O Boticário se comprometeu a encerrar este ano com 95,4% de seu portfólio totalmente vegano, número que deve subir para 98% em 2024 e chegar na totalidade já em 2026 (as metas intermediárias não fazem parte do SLB).
Para chegar lá, planeja investir R$ 2 milhões. No entanto, o grupo admite ainda não ter conseguido encontrar uma forma de substituir algumas matérias-primas animais, como leite de vaca e mel de abelha.
Um primeiro passo para solucionar esse problema foi dado em 2021, quando a companhia investiu em torno de R$ 5 milhões para pesquisar formas de trocar os componentes.
Do zero aos 80%
Até o ano passado, a fábrica do Boticário localizada em São José dos Pinhais, que representa mais da metade do consumo de água do grupo, ainda não utilizava a água de reuso.
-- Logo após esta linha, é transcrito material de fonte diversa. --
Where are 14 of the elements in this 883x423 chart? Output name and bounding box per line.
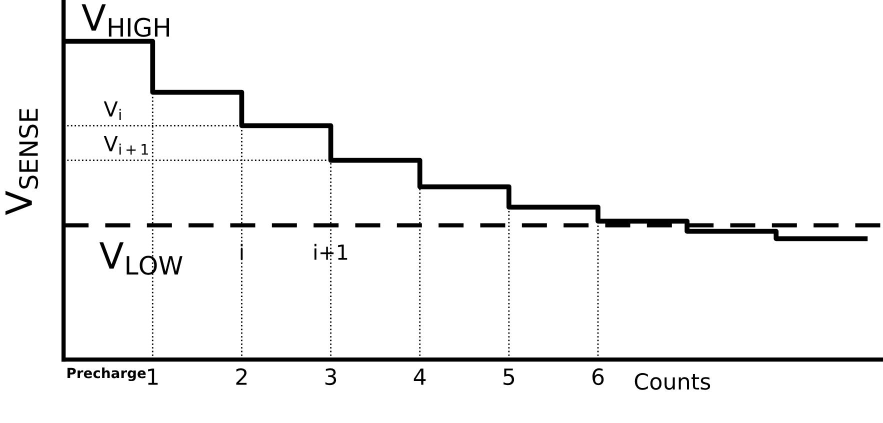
annotation: V$_{HIGH}$: [82, 4, 170, 37]
x-tick-label: 4: [414, 368, 426, 385]
y-axis-title: V$_{SENSE}$: [5, 108, 38, 215]
ref-line-label: V$_{i+1}$: [104, 136, 148, 155]
annotation: i+1: [314, 244, 348, 260]
x-axis-title: Counts: [634, 373, 710, 390]
x-tick-label: 5: [504, 368, 514, 386]
x-tick-label: 1: [148, 368, 158, 385]
x-tick-label: 3: [325, 368, 336, 386]
ref-line-label: V$_{i}$: [104, 101, 121, 120]
x-tick-label: 2: [236, 368, 247, 385]
x-tick-label: 6: [592, 368, 604, 386]
ref-line-label: V$_{LOW}$: [99, 242, 182, 275]
text: Precharge: [68, 368, 146, 382]
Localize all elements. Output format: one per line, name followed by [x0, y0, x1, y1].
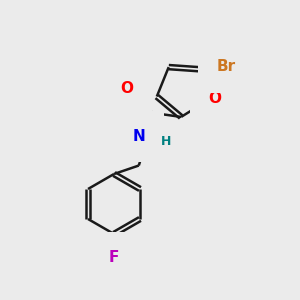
Text: H: H [160, 135, 171, 148]
Text: O: O [121, 81, 134, 96]
Text: N: N [132, 129, 145, 144]
Text: O: O [208, 91, 221, 106]
Text: Br: Br [216, 59, 236, 74]
Text: F: F [109, 250, 119, 265]
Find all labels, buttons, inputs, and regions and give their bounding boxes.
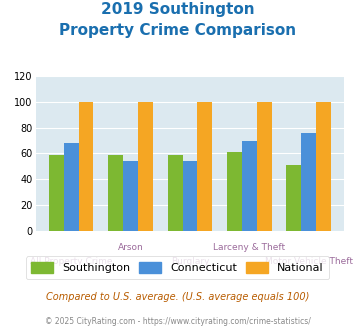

No ano passado, a empresa fez um investimento de R$ 9,5 milhões em uma estação de tratamento e os primeiros resultados começaram a aparecer este ano. Em outubro, a unidade havia utilizado 10,33% da água de reuso e a meta é terminar 2023 com cerca de 12%.
A empresa promete investir mais R$ 3,5 milhões nessa frente em 2024 e chegar a 15% de utilização da água de reúso no ano e 30% em 2025.
Segundo o parecer da ERM Nint, a companhia não está muito atrás de suas concorrentes nesse quesito. Os principais pares do grupo não possuem metas relacionadas à reutilização de água.
Pelos investimentos envolvidos, a Nint observa que o desafio para atingir a meta não está tanto no aspecto financeiro, mas sim em adaptar sua infraestrutura e transformar sua cultura interna.